Now is the time for Dornsife to transform


What should the name USC Dana and David Dornsife College of Letters, Arts and Sciences mean?

Seems like an odd question, but with the record $200-million donation Dana and David Dornsife gave to the College last March, it not only got a new name but a chance to reinvent and to create a brand to go with the name.

Rita Yeung | Daily Trojan

The recent news that Howard Gillman, the dean of USC Dornsife, is stepping down makes this an even more critical time for the university to discuss and focus on the school’s future.

Now is the time for all of USC — President C. L. Max Nikias, administration, faculty, students — to seize that chance by giving USC Dornsife the attention it has long deserved, allowing a key shift from a professionally dominated academic culture to a more interdisciplinary liberal arts model.

The Marshall School of Business, Viterbi School of Engineering and Annenberg School for Communication & Journalism each have prestigious reputations and distinct brands attached to their names. One of the reasons for their prestige (and a definite reason so many students desperately hope for admission into the schools) is that they come with a recognizable name and a known and trusted brand as a reputable school.

These schools launch students on conventionally desirable career paths, such as entry-level jobs after college, followed by promotion after promotion.

I’ve even heard Marshall students joke about the worthlessness of non-Marshall students.

The message is: If you’re not branded, if you’re not on a “traditional” career-driven track, then you don’t matter.

The College of Letters, Arts and Sciences has long lived in the shadow of the Marshall, Viterbi and Annenberg brands.

But the Dornsife gift, dubbed “Historic. Transformational. Inspirational,” has the ability to change all of that.

It has prompted a historic and transformational change in the university’s academic culture.

At a Dornsife Commons event on Sept. 22, a conversational venue created to foster dialogue among students and faculty on new possibilities sparked by USC Dornsife, Charles Lanski, professor of mathematics, explained what makes USC Dornsife different.

“Students who are in the College are studying many different sorts of disciplines, [so] we cannot be related to careers or career opportunities as the identification of the college,” Lanski said.
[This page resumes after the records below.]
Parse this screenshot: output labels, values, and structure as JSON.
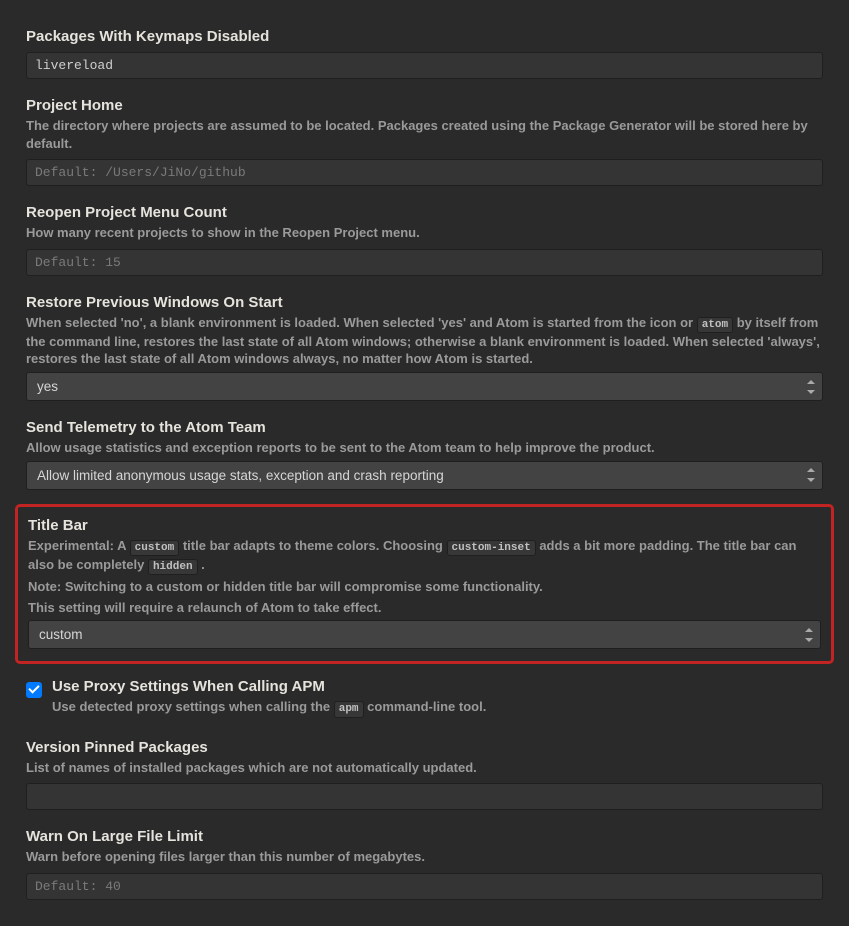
{
  "packagesKeymaps": {
    "title": "Packages With Keymaps Disabled",
    "value": "livereload"
  },
  "projectHome": {
    "title": "Project Home",
    "desc": "The directory where projects are assumed to be located. Packages created using the Package Generator will be stored here by default.",
    "placeholder": "Default: /Users/JiNo/github"
  },
  "reopenCount": {
    "title": "Reopen Project Menu Count",
    "desc": "How many recent projects to show in the Reopen Project menu.",
    "placeholder": "Default: 15"
  },
  "restore": {
    "title": "Restore Previous Windows On Start",
    "desc1": "When selected 'no', a blank environment is loaded. When selected 'yes' and Atom is started from the icon or ",
    "code1": "atom",
    "desc2": " by itself from the command line, restores the last state of all Atom windows; otherwise a blank environment is loaded. When selected 'always', restores the last state of all Atom windows always, no matter how Atom is started.",
    "value": "yes"
  },
  "telemetry": {
    "title": "Send Telemetry to the Atom Team",
    "desc": "Allow usage statistics and exception reports to be sent to the Atom team to help improve the product.",
    "value": "Allow limited anonymous usage stats, exception and crash reporting"
  },
  "titleBar": {
    "title": "Title Bar",
    "d1": "Experimental: A ",
    "c1": "custom",
    "d2": " title bar adapts to theme colors. Choosing ",
    "c2": "custom-inset",
    "d3": " adds a bit more padding. The title bar can also be completely ",
    "c3": "hidden",
    "d4": " .",
    "note1": "Note: Switching to a custom or hidden title bar will compromise some functionality.",
    "note2": "This setting will require a relaunch of Atom to take effect.",
    "value": "custom"
  },
  "proxy": {
    "title": "Use Proxy Settings When Calling APM",
    "d1": "Use detected proxy settings when calling the ",
    "c1": "apm",
    "d2": " command-line tool."
  },
  "versionPinned": {
    "title": "Version Pinned Packages",
    "desc": "List of names of installed packages which are not automatically updated."
  },
  "warnLarge": {
    "title": "Warn On Large File Limit",
    "desc": "Warn before opening files larger than this number of megabytes.",
    "placeholder": "Default: 40"
  }
}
And that is exactly what the USC Dornsife brand should be: A school that does not need to identify itself with any cookie-cutter career path because it allows students to reach across disciplinary boundaries to study what they’re genuinely interested in, whether or not there are specific careers attached to those interests.

USC Dornsife should be a revolutionary, interdisciplinary academic culture that differentiates and expands the undergraduate experience.

The university should make more courses available that are smaller and more rigorous, with a more honed-in focus than intro-style general education courses.

The future leadership will also be integral to the transformation. Since he began his post as dean in 2007, Gillman implemented key growth in USC Dornsife.

Unfortunately, Dornsife is losing exactly the kind of leadership it needs. Gillman created new interdisciplinary majors and minors, fostered more undergraduate research opportunities through the Student Opportunities for Academic Research and Summer Undergraduate Research Funds programs, and recruited top-notch faculty, among other accomplishments.

Finding a replacement dean who will promote USC Dornsife’s diverse, expansive focus is essential to the school’s new vision.

This is a new era for USC Dornsife. How the university handles this era has the potential to redefine the entire university’s future.

We should all take part in seizing this rare chance to rebrand.

And whether you realize it or not, it will impact all students. A second Dornsife Commons event will take place Oct. 27 to further discuss the college’s future.

 

Elena Kadvany is a senior majoring in Spanish. Her column “Beyond the Classroom” runs Mondays. 

4 replies
  1. Lamy
    Lamy says:

    My vote’s for Steve Lamy, currently one of the Vice Deans of the College. He is a beloved IR teacher, extremely student-friendly and has visionary interdisciplinary plans for Dornsife. Give him a shot, Max!

  2. Jay
    Jay says:

    My money is on Nikias taking another faculty member from Berkeley. If not Berkeley, possibly Yale or someone from Oxbridge.